Communication is an everyday life process. Everything we do is brimming with content that can be either verbal or non-verbal. However, due to the fact that communication is constant and is usually humdrum, we often don’t stop and think about the implications, interactions, messages and the overall context of our exchange and the impact that has on others.
Most animals communicate through different and diverse means, these messages can be sent either by smell, sound or touch. This information is commonly about: danger, hierarchy, food or social interaction. What sets us apart from them is the sophistication and articulation of our language, as well as the nuances of its delivered. Many psychologists, philosophers, linguists and other theorists have studied this subject and constructed many theories to predict and explain it.
One of the most prominent theorists and researchers of communication was Paul Watzlawick with his work he developed “the five axioms of communications”. These propositions articulate the way humans interact and communicate with one other. Although these axioms describe the interaction in a family’s ecosystem, they have a direct correlation into the business environment. These ideas resemble the hierarchical structure where we have a 360 degree dynamic with leadership, peers and reporting roles.
But how exactly do these axioms relate to the way we communicate? If we explain and exemplify the first statements that are: One cannot communicate (Watzlawick, Beavin, and Jackson, 1967, p. 1). The first axiom shows that everything one does is a message: “Activity or inactivity, words or silence all have a messaging value: they influence others and these others, in turn, cannot respond to these communications and are thus themselves communicating”. This statement translates and connects to business environments too. By explaining our behaviour when we are dealing with clients, providers and work peers, if we decide (consciously or unconsciously) to avoid contact, respond or interact with them our non-verbal communications can give away our true feelings or intentions. To the untrained eye, this may be just a delay or an oversight in the process, however, if we keep on repeating this behaviour we are potentially losing the opportunity to demonstrate clarity in our work and risk losing their business.
The way businesses operate today has evolved. It may still be true that the end goals are profitability and sustainability, however, there is more than that in the equation.

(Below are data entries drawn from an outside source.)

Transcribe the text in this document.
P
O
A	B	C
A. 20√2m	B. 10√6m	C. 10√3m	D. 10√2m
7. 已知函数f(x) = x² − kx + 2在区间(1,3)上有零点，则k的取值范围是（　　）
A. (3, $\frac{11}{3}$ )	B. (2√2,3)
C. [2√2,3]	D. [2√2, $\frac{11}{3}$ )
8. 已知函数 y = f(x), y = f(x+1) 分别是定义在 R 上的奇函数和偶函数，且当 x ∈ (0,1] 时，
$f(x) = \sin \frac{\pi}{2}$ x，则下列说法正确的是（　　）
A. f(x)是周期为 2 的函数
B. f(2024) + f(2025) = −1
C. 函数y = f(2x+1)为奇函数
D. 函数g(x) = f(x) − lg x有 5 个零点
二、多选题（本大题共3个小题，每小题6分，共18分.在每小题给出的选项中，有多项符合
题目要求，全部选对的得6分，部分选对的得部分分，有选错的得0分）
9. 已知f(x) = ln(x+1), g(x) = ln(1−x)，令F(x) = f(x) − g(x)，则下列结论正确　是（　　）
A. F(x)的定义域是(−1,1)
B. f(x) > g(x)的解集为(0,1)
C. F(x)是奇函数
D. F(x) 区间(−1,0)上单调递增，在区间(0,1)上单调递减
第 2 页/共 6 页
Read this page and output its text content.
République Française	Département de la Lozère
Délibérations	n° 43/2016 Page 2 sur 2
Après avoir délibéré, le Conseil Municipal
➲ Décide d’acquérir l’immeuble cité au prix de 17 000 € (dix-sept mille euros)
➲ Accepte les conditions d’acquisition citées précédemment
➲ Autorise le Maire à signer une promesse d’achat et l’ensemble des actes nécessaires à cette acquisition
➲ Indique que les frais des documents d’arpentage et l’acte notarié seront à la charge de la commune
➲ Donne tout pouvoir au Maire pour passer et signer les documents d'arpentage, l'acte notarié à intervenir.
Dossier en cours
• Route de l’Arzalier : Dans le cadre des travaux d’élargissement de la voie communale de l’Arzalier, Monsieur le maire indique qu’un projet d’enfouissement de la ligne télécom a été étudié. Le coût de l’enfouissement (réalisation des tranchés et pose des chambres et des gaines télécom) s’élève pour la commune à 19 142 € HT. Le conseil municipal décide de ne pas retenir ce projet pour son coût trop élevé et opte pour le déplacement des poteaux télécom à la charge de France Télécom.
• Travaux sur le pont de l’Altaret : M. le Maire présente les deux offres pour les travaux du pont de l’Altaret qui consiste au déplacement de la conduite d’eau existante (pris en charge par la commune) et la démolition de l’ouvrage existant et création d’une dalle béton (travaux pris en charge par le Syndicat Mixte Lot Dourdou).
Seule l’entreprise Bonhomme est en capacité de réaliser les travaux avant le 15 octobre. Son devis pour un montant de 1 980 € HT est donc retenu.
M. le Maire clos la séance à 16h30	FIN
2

One example is evident with the distance of power, these have shifted from a vertical regimen to a more horizontal form, which represents one of the biggest transformations on the way we deal with others. Furthermore, modern generations (millennial and gen-Z) are pushing new boundaries with modified expectations that have created a different reality. Our new success measure relies on the strengths and continuity of our relationships.
We must not forget that regardless of the type of relationship we have, we must treat our counterparts like we wish to be treated. It is not a matter of being hyper-attentive in our interactions but an overall awareness of how they are perceived what I do. Therefore we need to have an awareness of our own non-verbal communication and the implications that come with them. This whole idea connects with a more complex and compelling narrative that helps integrate a better overall context and set the stage for building better and stronger lasting relationships.
Fundamentally we all communicate as we have described earlier, furthermore, we need to have a level of introjection (insight) to understand that the outcomes which we create with our own actions will have an impact in the world that we live in. We as architects, interiors and urban designers require raising our level of awareness to ‘listen’ to the verbal and non-verbal communication to find those ‘cues’ that will help us deliver better solutions and making better places. The intention of our design vision should be greater than our individual desire to transcend, we need to deliver transformational solutions to an ever-changing world that requires an inclusive, comprehensive and usable living spaces without sacrificing aesthetic value.
The old saying ‘it takes two to tango’ can be given an entirely new relevance to how we communicate in business, where one views this information through this new lens of “one cannot communicate”. Brings new light on the way we should deal with our interactions.